‒ И что? Вот и увидел. Хочешь сбежать? ‒ Теперь они были лицом к лицу ‒ ни отвернуться, ни свернуться в спасительный калачик.
‒ Нет. Хочу отомстить той женщине.
Даня на секунду позабыла о волнении момента.
‒ Не стоит. Наверное, жизнь ей уже достаточно отомстила.
‒ Думаешь?.. ‒ Яков наклонился ниже, светлые локоны коснулись девичьей груди. ‒ Тогда хочу кое-что сказать. Тебе. Мне не больно. ‒ Он положил руку на то же самое место на ее бедре. ‒ И ты тоже не причиняй себе боль. Нужно делать это нежно.
Рука заскользила по ее бедру. Даня встрепенулась. Слишком много сегодня доставалось ласки тем местам, которые раньше всегда были во тьме. И, к ужасу девушки, все это безумно возбуждало.
‒ Что ты можешь знать? ‒ В попытке защититься она выпалила первую пришедшую на ум гадость. ‒ Ты же всего лишь маленький неопытный мальчик.
‒ Признаю, опыта мало. ‒ Ни намека на то, что ее слова его уязвили. ‒ Но я очень быстро учусь.
Вихрь в голове принес неутешительные мысли. А ведь он прав. Даже его поцелуи с каждым разом становились все лучше. Совершенствуется.
‒ Ты…
‒ Выбешиваю? ‒ Уголки губ Якова заскользили вверх.

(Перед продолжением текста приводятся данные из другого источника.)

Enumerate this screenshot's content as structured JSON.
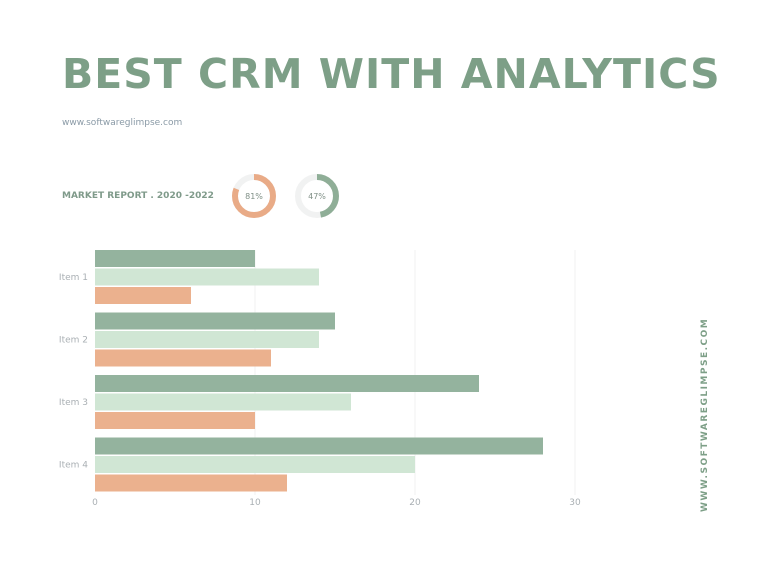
{
  "title": "BEST CRM WITH ANALYTICS",
  "url": "www.softwareglimpse.com",
  "report_label": "MARKET REPORT . 2020 -2022",
  "donuts": [
    {
      "label": "81%",
      "value": 81,
      "color": "#e9ab87"
    },
    {
      "label": "47%",
      "value": 47,
      "color": "#8fae97"
    }
  ],
  "vertical_url": "WWW.SOFTWAREGLIMPSE.COM",
  "colors": {
    "accent": "#7d9f87",
    "track": "#f1f2f2"
  },
  "chart_data": {
    "type": "bar",
    "orientation": "horizontal",
    "categories": [
      "Item 1",
      "Item 2",
      "Item 3",
      "Item 4"
    ],
    "series": [
      {
        "values": [
          10,
          15,
          24,
          28
        ],
        "color": "#94b39e"
      },
      {
        "values": [
          14,
          14,
          16,
          20
        ],
        "color": "#d0e6d4"
      },
      {
        "values": [
          6,
          11,
          10,
          12
        ],
        "color": "#ebb18e"
      }
    ],
    "xlim": [
      0,
      30
    ],
    "xticks": [
      "0",
      "10",
      "20",
      "30"
    ],
    "grid": true,
    "legend": "none"
  }
}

Дыхание немедленно перехватило. А ведь он всего лишь улыбнулся.
‒ Тогда мне нужно наработать опыт. ‒ К улыбке добавилось нечто озорное, проскочившее вместе с малюсенькой ямочкой, образовавшейся на щеке. ‒ Займешься?
‒ Нет, ‒ тут же отказалась Даня.
‒ Неправильный ответ. ‒ Яков подцепил пальцем нечто, приютившееся между ее ключицами, и приподнял так, чтобы и ей было удобно рассмотреть. В свету блеснул маленький золотой ключик на цепочке.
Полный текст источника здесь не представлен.